Corderre Opens the Socialist Umbrella Wide on Healthcare
In a healthy political state, a legislator would be scared for her political life to propose such policies in a high tax state during a painful downturn:
Legislation introduced by Representative Coderre, (2009-H5519), would extend the reach of the RIte Track program, and establish a new “All Kids Health Insurance Program” to provide access to health insurance for an additional 1,000 to 2,000 or more children in the state.
The bill, which is before the House Committee on Finance, would extend RIte Care eligibility to children from families earning 300 percent of the federal poverty level, an increase from the current 250 percent. There are approximately 1,900 uninsured children in this income bracket, and the legislation would enable these children to enroll in RIte Care for an annual monthly premium of $135.
The bill also implements a buy-in program for children living in families with incomes over 300 percent FPL. Families taking advantage of the buy-in option would pay the full cost of the premium (which would include administrative and medical costs), to be determined by the Department of Human Services. It is estimated that 4,900 children in Rhode Island live in families with incomes above 300 percent FPL who don’t have health insurance.
The legislation also reinstates coverage for immigrant children under age 10 who are lawful permanent residents in Rhode Island, restoring eligibility for about 1,100 legal permanent resident children who lost coverage during under last year’s state budget, and including an anticipated 200 children per year in the future.
Three times the poverty level would be $52,800 for a family of three, $63,600 for a family of four, and $74,400 for a family of five.
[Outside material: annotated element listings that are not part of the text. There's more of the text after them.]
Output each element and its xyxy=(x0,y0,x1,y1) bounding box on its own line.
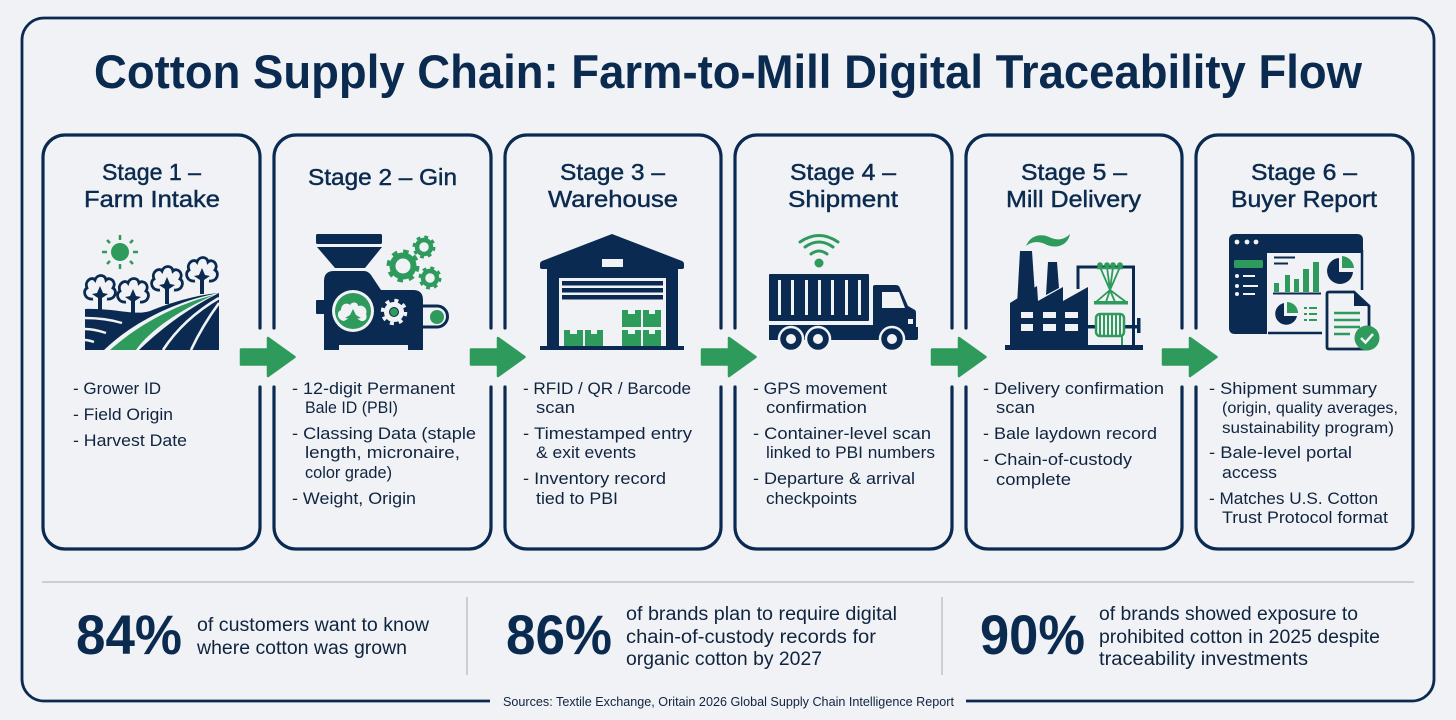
stat: 86% xyxy=(506,603,897,670)
heading: stage 3 xyxy=(548,159,678,212)
stat: 84%: of customers want to know xyxy=(197,615,429,636)
list: stage 3 details: scan xyxy=(536,398,575,417)
panel: stage 2 gin xyxy=(274,135,491,549)
list: stage 6 details: (origin, quality averages, xyxy=(1222,400,1398,417)
list: stage 4 details: linked to PBI numbers xyxy=(766,443,935,462)
list: stage 5 details: - Chain-of-custody xyxy=(983,450,1133,469)
arrow: stage 3 to 4 xyxy=(702,338,756,376)
stat: 86%: 86% xyxy=(506,603,612,666)
heading: stage 5 xyxy=(1006,159,1142,212)
stat: 84%: where cotton was grown xyxy=(196,638,407,659)
list: stage 5 details: complete xyxy=(996,470,1071,489)
list: stage 6 details: access xyxy=(1222,463,1277,482)
heading: stage 5: Mill Delivery xyxy=(1006,186,1142,212)
list: stage 3 details: - Timestamped entry xyxy=(523,424,693,443)
list: stage 6 details: - Matches U.S. Cotton xyxy=(1209,489,1378,508)
list: stage 1 details: - Grower ID xyxy=(73,379,161,398)
list: stage 3 details: - Inventory record xyxy=(523,469,666,488)
panel: stage 4 shipment xyxy=(735,135,952,549)
icon: warehouse xyxy=(540,234,684,350)
list: stage 5 details: - Bale laydown record xyxy=(983,424,1157,443)
list: stage 6 details xyxy=(1209,379,1398,527)
list: stage 1 details xyxy=(73,379,187,450)
list: stage 1 details: - Field Origin xyxy=(73,405,173,424)
heading: stage 3: Warehouse xyxy=(548,186,678,212)
list: stage 6 details: - Shipment summary xyxy=(1209,379,1378,398)
stat: 90%: prohibited cotton in 2025 despite xyxy=(1099,627,1380,648)
icon: cotton farm xyxy=(85,235,219,350)
stat: 90%: traceability investments xyxy=(1099,649,1308,670)
heading: stage 4 xyxy=(788,159,899,212)
heading: stage 4: Shipment xyxy=(788,186,899,212)
list: stage 4 details: confirmation xyxy=(766,398,867,417)
icon: cotton gin machine xyxy=(316,234,448,350)
list: stage 4 details: - Departure & arrival xyxy=(753,469,915,488)
arrow: stage 4 to 5 xyxy=(932,338,986,376)
list: stage 3 details xyxy=(523,379,693,508)
list: stage 5 details: scan xyxy=(996,398,1035,417)
heading: stage 3: Stage 3 – xyxy=(560,159,665,185)
list: stage 5 details: - Delivery confirmation xyxy=(983,379,1164,398)
panel: stage 6 buyer report xyxy=(1196,135,1413,549)
stat: 90%: 90% xyxy=(980,603,1085,666)
list: stage 3 details: - RFID / QR / Barcode xyxy=(523,379,691,398)
stat: 86%: organic cotton by 2027 xyxy=(626,649,822,670)
sources note: Sources: Textile Exchange, Oritain 2026 Global Supply Chain Intelligence Report xyxy=(503,695,955,709)
stat: 86%: of brands plan to require digital xyxy=(626,604,897,625)
list: stage 2 details: color grade) xyxy=(305,463,392,482)
arrow: stage 5 to 6 xyxy=(1163,338,1216,376)
panel: stage 5 mill delivery xyxy=(966,135,1182,549)
panel: stage 3 warehouse xyxy=(505,135,721,549)
list: stage 6 details: - Bale-level portal xyxy=(1209,443,1352,462)
icon: container truck with wifi xyxy=(769,236,918,351)
arrow: stage 2 to 3 xyxy=(471,338,524,376)
list: stage 6 details: Trust Protocol format xyxy=(1222,508,1388,527)
heading: stage 6 xyxy=(1231,159,1378,212)
heading: stage 2: Stage 2 – Gin xyxy=(308,164,457,190)
list: stage 6 details: sustainability program) xyxy=(1222,420,1394,437)
arrow: stage 1 to 2 xyxy=(241,338,294,376)
heading: stage 6: Buyer Report xyxy=(1231,186,1378,212)
icon: report dashboard xyxy=(1229,234,1380,350)
heading: stage 4: Stage 4 – xyxy=(790,159,896,185)
list: stage 3 details: tied to PBI xyxy=(536,489,618,508)
heading: stage 1: Stage 1 – xyxy=(102,159,201,185)
stat: 84%: 84% xyxy=(76,603,182,666)
title: Cotton Supply Chain: Farm-to-Mill Digital Traceability Flow xyxy=(94,45,1362,98)
stat: 90% xyxy=(980,603,1380,670)
list: stage 3 details: & exit events xyxy=(536,443,636,462)
icon: textile mill factory xyxy=(1005,234,1143,350)
heading: stage 5: Stage 5 – xyxy=(1021,159,1127,185)
stat: 90%: of brands showed exposure to xyxy=(1099,604,1358,625)
list: stage 4 details xyxy=(753,379,935,508)
list: stage 2 details: length, micronaire, xyxy=(305,443,460,462)
list: stage 2 details: - Weight, Origin xyxy=(292,489,416,508)
list: stage 5 details xyxy=(983,379,1164,489)
heading: stage 6: Stage 6 – xyxy=(1251,159,1357,185)
stat: 84% xyxy=(76,603,429,666)
list: stage 2 details: - Classing Data (staple xyxy=(292,424,476,443)
panel: stage 1 farm intake xyxy=(43,135,260,549)
list: stage 4 details: - Container-level scan xyxy=(753,424,931,443)
stat: 86%: chain-of-custody records for xyxy=(626,627,877,648)
heading: stage 1 xyxy=(84,159,220,212)
list: stage 4 details: - GPS movement xyxy=(753,379,887,398)
list: stage 2 details: - 12-digit Permanent xyxy=(292,379,455,398)
list: stage 1 details: - Harvest Date xyxy=(73,431,187,450)
list: stage 4 details: checkpoints xyxy=(766,489,857,508)
heading: stage 1: Farm Intake xyxy=(84,186,220,212)
list: stage 2 details xyxy=(292,379,476,508)
list: stage 2 details: Bale ID (PBI) xyxy=(305,398,398,417)
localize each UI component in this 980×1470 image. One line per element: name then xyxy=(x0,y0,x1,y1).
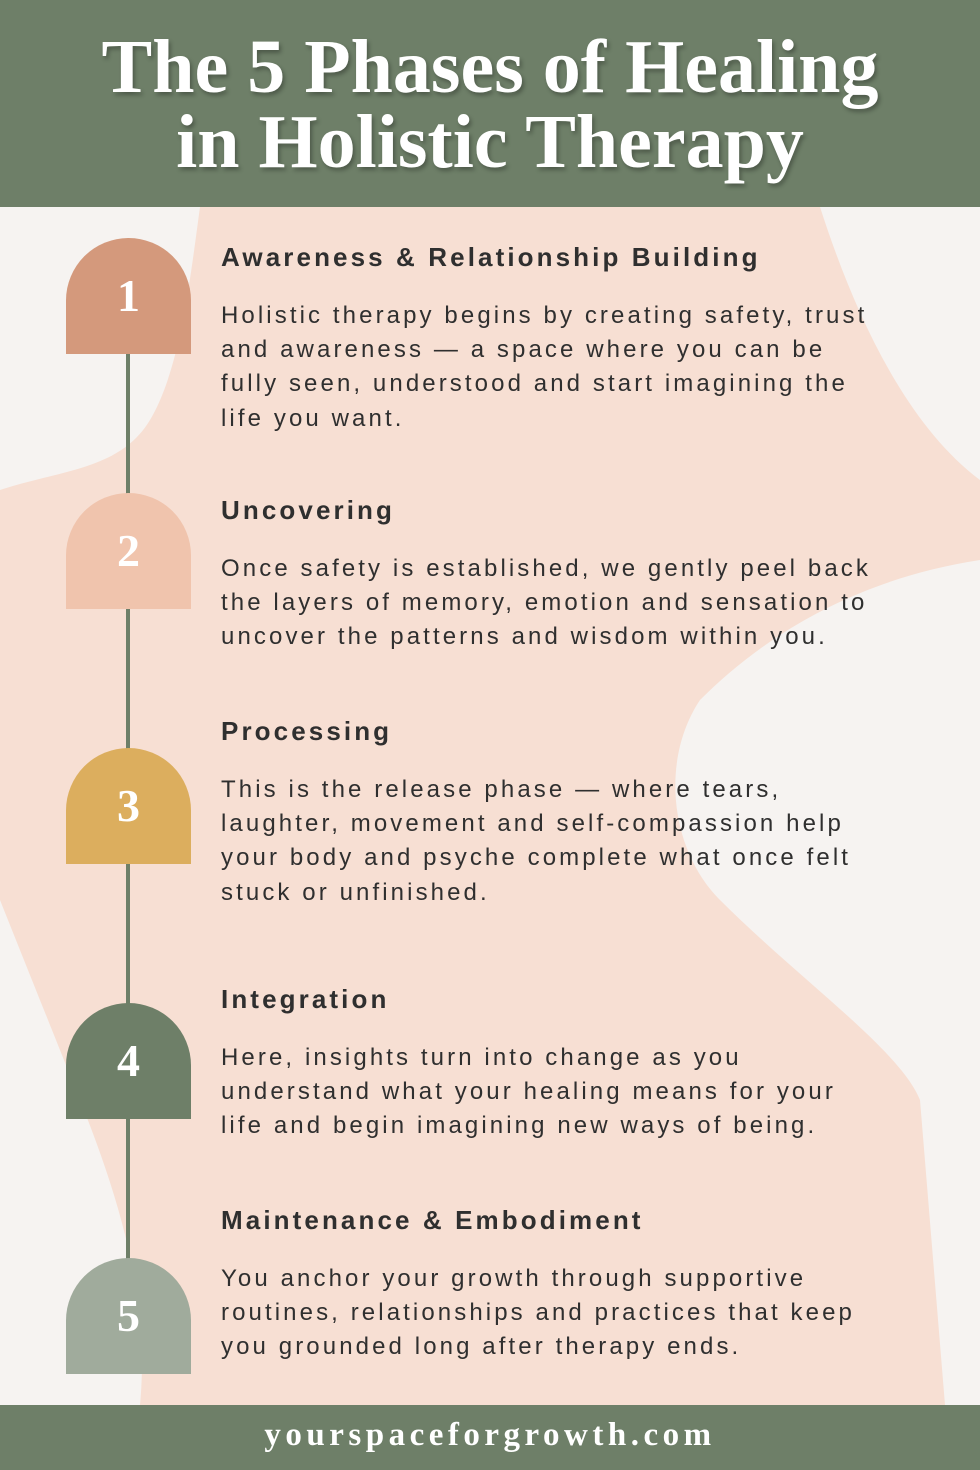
badge 3 xyxy=(66,748,191,864)
step 5: You anchor your growth through supportive xyxy=(221,1265,806,1292)
step 2: Once safety is established, we gently peel back xyxy=(221,555,871,582)
step 2: the layers of memory, emotion and sensation to xyxy=(221,589,867,616)
step 2: uncover the patterns and wisdom within you. xyxy=(221,623,828,650)
step 5: Maintenance & Embodiment xyxy=(221,1205,644,1235)
step 3: stuck or unfinished. xyxy=(221,879,490,906)
step 4: Here, insights turn into change as you xyxy=(221,1044,742,1071)
badge 4 xyxy=(66,1003,191,1119)
step 1: Holistic therapy begins by creating safety, trust xyxy=(221,302,867,329)
footer xyxy=(0,1405,980,1470)
badge 1: 1 xyxy=(117,270,140,321)
title: in Holistic Therapy xyxy=(176,100,804,184)
badge 5: 5 xyxy=(117,1290,140,1341)
title: The 5 Phases of Healing xyxy=(102,25,878,109)
step 5 xyxy=(221,1205,855,1360)
step 5: you grounded long after therapy ends. xyxy=(221,1333,741,1360)
step 4: Integration xyxy=(221,984,389,1014)
step 1: fully seen, understood and start imagining the xyxy=(221,370,848,397)
step 3 xyxy=(221,716,851,906)
badge 1 xyxy=(66,238,191,354)
badge 3: 3 xyxy=(117,780,140,831)
step 3: This is the release phase — where tears, xyxy=(221,776,781,803)
step 4: understand what your healing means for your xyxy=(221,1078,836,1105)
footer url: yourspaceforgrowth.com xyxy=(264,1417,716,1453)
step 2 xyxy=(221,495,871,650)
step 3: laughter, movement and self-compassion help xyxy=(221,810,844,837)
step 1 xyxy=(221,242,867,432)
step 3: your body and psyche complete what once felt xyxy=(221,844,851,871)
timeline line xyxy=(126,300,130,1330)
badge 2: 2 xyxy=(117,525,140,576)
step 1: and awareness — a space where you can be xyxy=(221,336,825,363)
step 4: life and begin imagining new ways of being. xyxy=(221,1112,817,1139)
step 3: Processing xyxy=(221,716,392,746)
badge 5 xyxy=(66,1258,191,1374)
header xyxy=(0,0,980,207)
badge 2 xyxy=(66,493,191,609)
step 1: Awareness & Relationship Building xyxy=(221,242,761,272)
badge 4: 4 xyxy=(117,1035,140,1086)
step 4 xyxy=(221,984,836,1139)
title xyxy=(102,25,882,188)
step 2: Uncovering xyxy=(221,495,395,525)
step 5: routines, relationships and practices that keep xyxy=(221,1299,855,1326)
step 1: life you want. xyxy=(221,405,404,432)
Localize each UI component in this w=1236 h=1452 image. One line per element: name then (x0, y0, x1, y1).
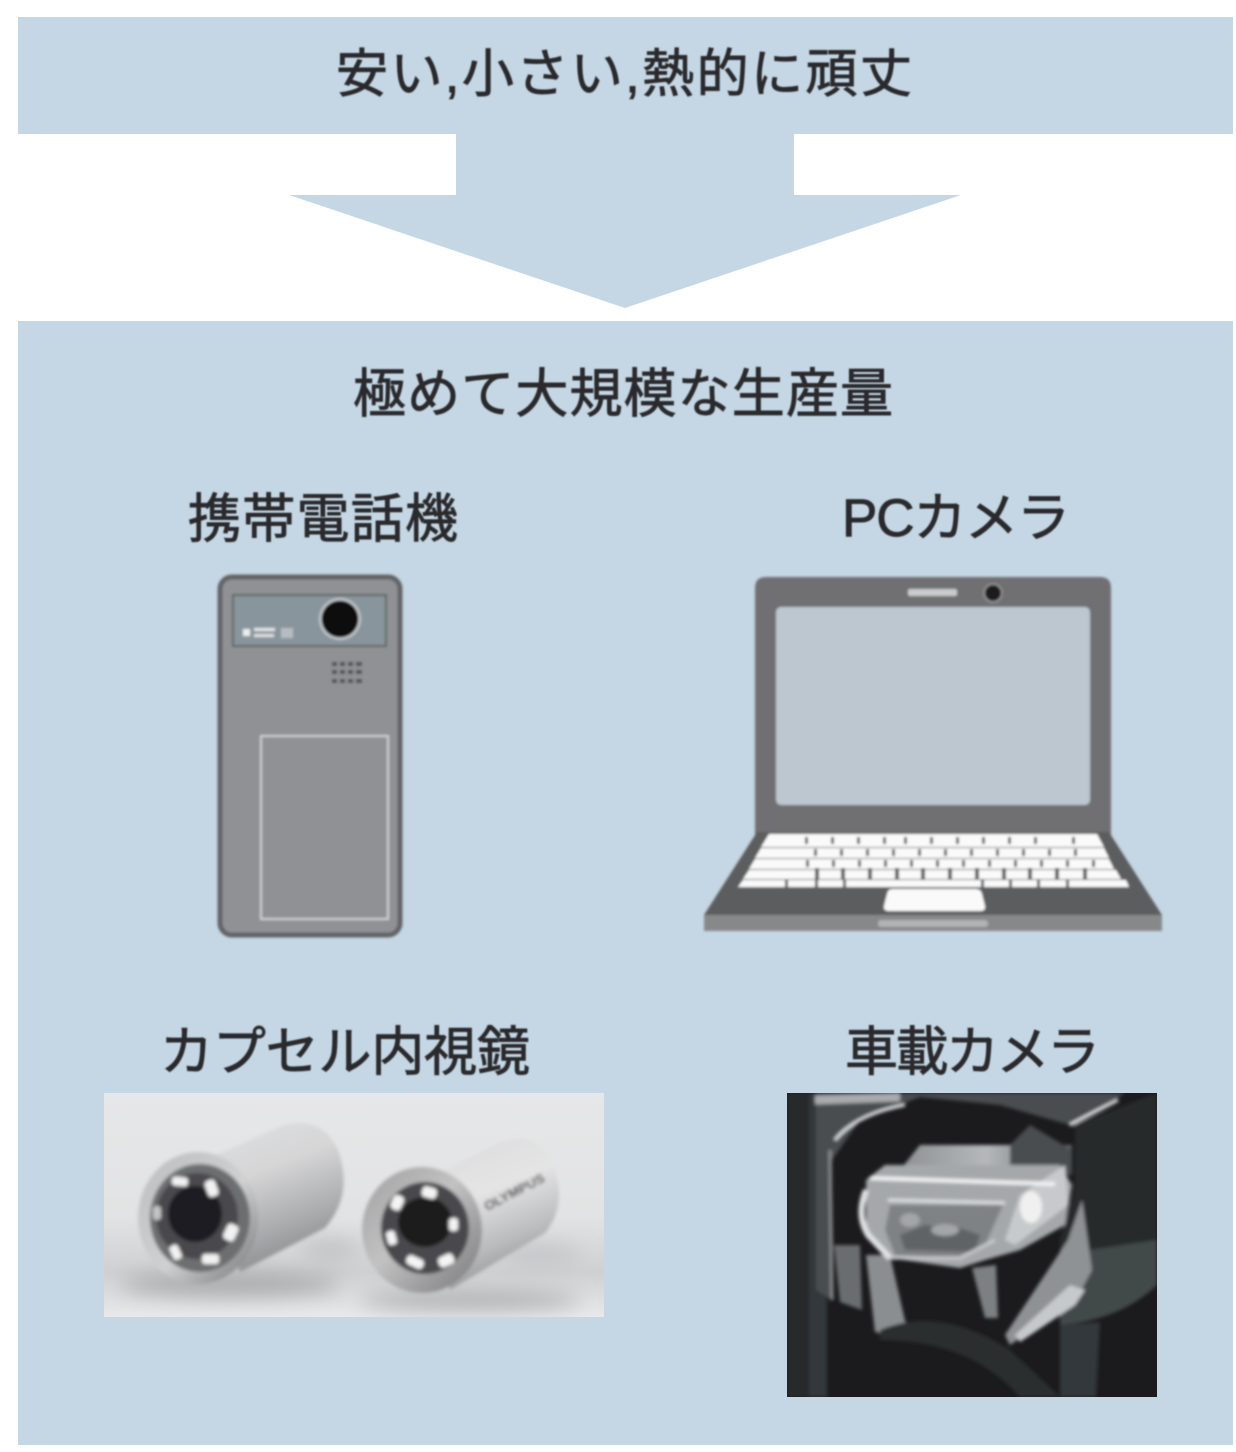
photo: in-vehicle camera (787, 1093, 1157, 1397)
laptop trackpad (884, 889, 985, 911)
left capsule (205, 1123, 344, 1272)
top banner: 安い,小さい,熱的に頑丈 (18, 17, 1233, 134)
icon: laptop (704, 577, 1162, 931)
label: PC camera: PCカメラ (842, 489, 1070, 548)
arrow pointing down (289, 134, 961, 308)
panel heading: 極めて大規模な生産量 (353, 365, 893, 424)
label: in-vehicle camera: 車載カメラ (845, 1023, 1100, 1082)
panel: mass production (18, 321, 1233, 1445)
banner heading: 安い,小さい,熱的に頑丈 (336, 46, 912, 104)
capsule brand mark: OLYMPUS (482, 1170, 547, 1214)
right capsule (425, 1139, 559, 1290)
icon: mobile phone (220, 577, 400, 935)
laptop keyboard (738, 834, 1129, 887)
label: mobile phone: 携帯電話機 (188, 490, 458, 549)
photo: capsule endoscopes (104, 1093, 604, 1317)
label: capsule endoscope: カプセル内視鏡 (160, 1023, 530, 1082)
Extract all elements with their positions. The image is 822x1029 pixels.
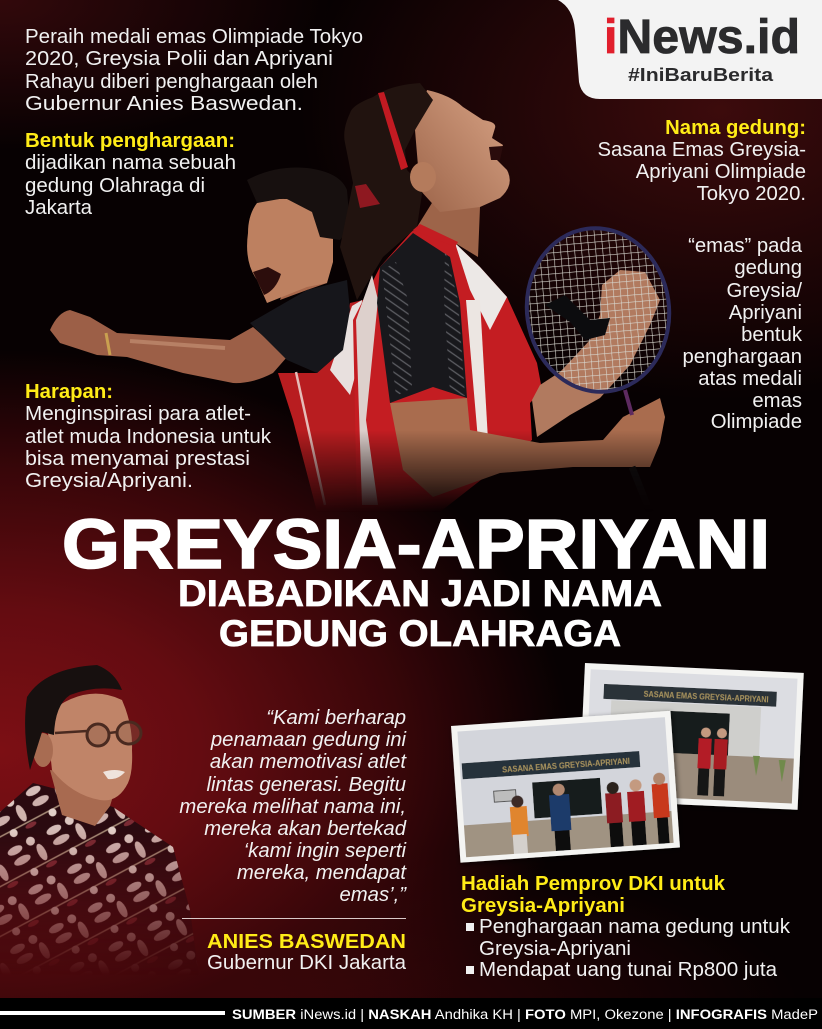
- text block: makna emas: Apriyani: [729, 302, 802, 324]
- text block: hadiah: Greysia-Apriyani: [461, 895, 625, 917]
- text block: makna emas: penghargaan: [682, 346, 802, 368]
- quote: lintas generasi. Begitu: [206, 774, 406, 796]
- title: [62, 505, 770, 654]
- text block: intro: Peraih medali emas Olimpiade Tokyo: [25, 26, 363, 48]
- quote: akan memotivasi atlet: [210, 751, 407, 773]
- footer credits: [0, 998, 822, 1029]
- text block: nama gedung: Apriyani Olimpiade: [636, 161, 806, 183]
- text block: makna emas: [682, 235, 803, 433]
- photo: ceremony at building: [451, 711, 680, 863]
- text block: intro: 2020, Greysia Polii dan Apriyani: [25, 48, 333, 70]
- title: GREYSIA-APRIYANI: [62, 505, 770, 583]
- quote attribution: Gubernur DKI Jakarta: [207, 952, 407, 974]
- text block: makna emas: Olimpiade: [711, 411, 802, 433]
- text block: bentuk penghargaan: Jakarta: [25, 197, 93, 219]
- text block: harapan: bisa menyamai prestasi: [25, 448, 250, 470]
- quote attribution: [207, 931, 407, 974]
- quote: mereka akan bertekad: [204, 818, 407, 840]
- text block: hadiah: [461, 873, 791, 981]
- photo: building with two athletes: SASANA EMAS GREYSIA-APRIYANI: [643, 690, 769, 704]
- text block: harapan: Menginspirasi para atlet-: [25, 403, 251, 425]
- icon: badminton racket: [524, 226, 672, 394]
- text block: harapan: atlet muda Indonesia untuk: [25, 426, 272, 448]
- text block: bentuk penghargaan: [25, 130, 236, 219]
- text block: intro: Gubernur Anies Baswedan.: [25, 93, 303, 115]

I’ve got the personal perspective that this legislation would bring my family within the coverage umbrella, and I’ll admit that the only reason I’m struggling is a burden of debt, and my preferred solution to solving that problem would be to increase the opportunities for advancement available to my wife and me. Growing government would do the opposite, as the government seeks somebody to pay the expanding bill.
If we really want universal healthcare coverage, the solution is to decouple insurance from employment, chip away at the growing body of mandates and regulations, and make base-line coverage mandatory. Solutions like Coderre’s will push us all closer to the pit.